Читать книгу Molecular Mechanisms of Photosynthesis - Robert E. Blankenship - Страница 68

Bacteriochlorophylls c, d, e, and f will be considered as a group, because they are found only in green photosynthetic bacteria, organisms that contain the antenna complex known as a chlorosome. They are also unusual among chlorophylls in that they are invariably found as complex mixtures of closely related compounds instead of as a single compound of unique structure. Several distinct structural features are found in these pigments, whose structures are shown in Fig. 4.4. Ring B contains a C‐7–C‐8 double bond, as in chlorophylls, making these pigments chlorins instead of bacteriochlorins. They also have a hydroxyethyl substituent at the C‐3¹ position in ring A. This functional group is essential to the aggregation of these pigments in the chlorosome, which will be discussed in Chapter 5. The C‐3¹ carbon is chiral, and both R and S diastereomers are found in cells (the C‐17 and C‐18 chiral carbons are stereochemically pure). These pigments also have hydrogens at the C‐13² position, instead of the bulky carboxymethyl substituent found in all other chlorophylls. This change allows the chlorin rings to pack together more closely. These pigments are structurally programmed for aggregation, and indeed, in the chlorosome, they are found as large oligomeric complexes with little protein.

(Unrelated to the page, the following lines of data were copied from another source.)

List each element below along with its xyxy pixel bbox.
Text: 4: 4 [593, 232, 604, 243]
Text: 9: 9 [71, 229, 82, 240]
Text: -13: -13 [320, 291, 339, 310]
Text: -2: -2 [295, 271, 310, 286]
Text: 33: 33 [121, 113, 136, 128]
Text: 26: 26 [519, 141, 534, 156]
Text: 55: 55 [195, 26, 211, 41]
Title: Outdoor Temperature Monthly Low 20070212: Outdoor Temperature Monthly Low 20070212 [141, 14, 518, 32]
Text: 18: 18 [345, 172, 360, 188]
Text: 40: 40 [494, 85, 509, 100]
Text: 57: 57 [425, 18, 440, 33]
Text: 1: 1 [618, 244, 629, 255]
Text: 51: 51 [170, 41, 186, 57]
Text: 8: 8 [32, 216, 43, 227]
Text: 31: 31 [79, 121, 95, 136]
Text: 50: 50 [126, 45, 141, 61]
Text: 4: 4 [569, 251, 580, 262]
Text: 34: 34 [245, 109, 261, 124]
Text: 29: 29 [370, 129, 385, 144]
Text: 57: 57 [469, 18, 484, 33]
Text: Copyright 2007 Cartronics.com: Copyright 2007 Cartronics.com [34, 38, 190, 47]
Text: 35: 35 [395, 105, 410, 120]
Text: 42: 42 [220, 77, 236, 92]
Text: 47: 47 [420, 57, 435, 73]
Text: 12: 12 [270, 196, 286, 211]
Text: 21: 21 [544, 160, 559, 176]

The differences among the bacteriochlorophylls c, d, e, and f occur primarily in the C‐20 methine bridge position, where bacteriochlorophylls c and e have a methyl substituent, and at the C‐7 position, where bacteriochlorophylls e and f have a formyl substituent, like chlorophyll b. These changes tune the light absorption properties of these pigments, with the wavelength of maximum absorption decreasing as one goes from bacteriochlorophyll c to f. Other differences are found at the C‐8 and C‐12 positions, where a complex variety of substituents can occur, even in a single organism. The tails of these bacteriochlorophylls are also different from those of most other chlorophylls. The bacteriochlorophylls c, d, and e found in the green sulfur bacteria contain a farnesol tail instead of a phytol. This is one isoprene unit shorter than phytol. The filamentous anoxygenic phototrophic bacteria, which contain only bacteriochlorophyll c (as well as bacteriochlorophyll a) primarily utilize the 18‐carbon straight‐chain stearol substituent, although a variety of other tails are found in varying amounts.

Bacteriochlorophyll f has never been found in nature. The compound that is known as bacteriochlorophyll f has the C‐7 formyl substituent of bacteriochlorophyll e, as well as the C‐20 H of bacteriochlorophyll d. It is thus the logical completion of this set of pigments. However, organisms that contain bacteriochlorophyll f have been created by inactivating the methylase enzyme that adds the methyl group to C‐20 (Vogl et al., 2012).